Saturday, July 2, 2011

Vacation, Part 3: Skagway

The second stop on our Alaskan vacation was Skagway, a tiny town that boasts the White Pass and Yukon Route railroad, built to help transport gold diggers across the mountains.  There are some very unpleasant stories about how the trip used to go for these nuts before the railroad was built.  I will not spoil this post by telling any of them.  Let's just say that I think people searching for gold are certifiably crazy and often unpleasant.

Their insanity, however, provided me with an excellent train trip where I saw things like this:

and this:


and these rapids that we were told have never been successfully navigated:

The train itself looked like this picture.  The brown cars were the passenger cars.  We rode up to the summit, which was just over 20 miles.  Then the green and yellow cars detached and somehow moved around to the other end of the train.  Everyone in the passenger cars switched sides of the car and also moved the seat backs so we were facing the right way and everyone could get the view of the (incredibly steep) drops.

 

Here's a shot of the train getting ready to go over a bridge that really, really doesn't look very stable.

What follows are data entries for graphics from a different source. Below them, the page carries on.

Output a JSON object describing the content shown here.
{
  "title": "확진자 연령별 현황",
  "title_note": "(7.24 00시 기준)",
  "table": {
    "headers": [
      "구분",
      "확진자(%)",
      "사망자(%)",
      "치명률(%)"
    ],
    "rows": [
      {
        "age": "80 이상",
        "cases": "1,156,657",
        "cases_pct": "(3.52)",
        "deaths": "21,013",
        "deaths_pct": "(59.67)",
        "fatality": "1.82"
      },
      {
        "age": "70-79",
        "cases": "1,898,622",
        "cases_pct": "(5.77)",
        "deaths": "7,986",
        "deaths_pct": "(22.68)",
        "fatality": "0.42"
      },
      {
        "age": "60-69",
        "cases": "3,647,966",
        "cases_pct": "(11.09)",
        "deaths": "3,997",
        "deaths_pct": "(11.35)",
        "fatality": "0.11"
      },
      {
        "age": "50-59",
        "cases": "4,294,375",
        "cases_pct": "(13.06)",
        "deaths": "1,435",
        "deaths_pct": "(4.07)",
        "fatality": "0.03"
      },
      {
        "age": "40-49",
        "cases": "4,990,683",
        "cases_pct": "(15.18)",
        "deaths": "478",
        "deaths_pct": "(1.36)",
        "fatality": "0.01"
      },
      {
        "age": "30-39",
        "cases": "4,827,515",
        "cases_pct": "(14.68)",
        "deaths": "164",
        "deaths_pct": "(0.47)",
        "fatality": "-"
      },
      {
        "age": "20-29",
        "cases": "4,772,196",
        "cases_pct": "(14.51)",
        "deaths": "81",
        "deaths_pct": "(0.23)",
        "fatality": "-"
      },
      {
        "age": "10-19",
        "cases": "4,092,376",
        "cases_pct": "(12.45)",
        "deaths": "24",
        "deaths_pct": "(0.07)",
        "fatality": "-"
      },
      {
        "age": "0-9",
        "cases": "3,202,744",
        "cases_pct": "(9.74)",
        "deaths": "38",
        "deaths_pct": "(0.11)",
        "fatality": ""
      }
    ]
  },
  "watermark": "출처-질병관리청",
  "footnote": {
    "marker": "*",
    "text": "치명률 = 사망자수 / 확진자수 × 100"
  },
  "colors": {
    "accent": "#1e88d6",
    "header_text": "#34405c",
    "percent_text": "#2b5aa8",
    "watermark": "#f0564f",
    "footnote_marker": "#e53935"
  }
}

There were two tunnels we went through.  It was an interesting experience to go through the complete darkness.

The guides talked a bit about the difficulty of building the railroad in the 1890s and also of maintaining it today. Britain sent an engineer to see if it was possible to build a railroad.  The engineer was convinced it wasn't, but then happened to meet a Canadian who was convinced it was.  The railroad was built with English financing, Canadian plans, and American labor.  This was before dynamite was invented, so tons of black powder was used to blow up bits of the mountain.


I'll leave you with another stunner of a view.

Often on this trip, one of us would mention how unlikely it was that anyone besides the three of us would ever want to look through all our photos.  We have so many photos of mountains and glaciers.  I think we were trying to capture the sheer magnitude of our surroundings, which was impossible.

This is one of those places that I want to keep in my mind and visit whenever I get bogged down by life's minutiae.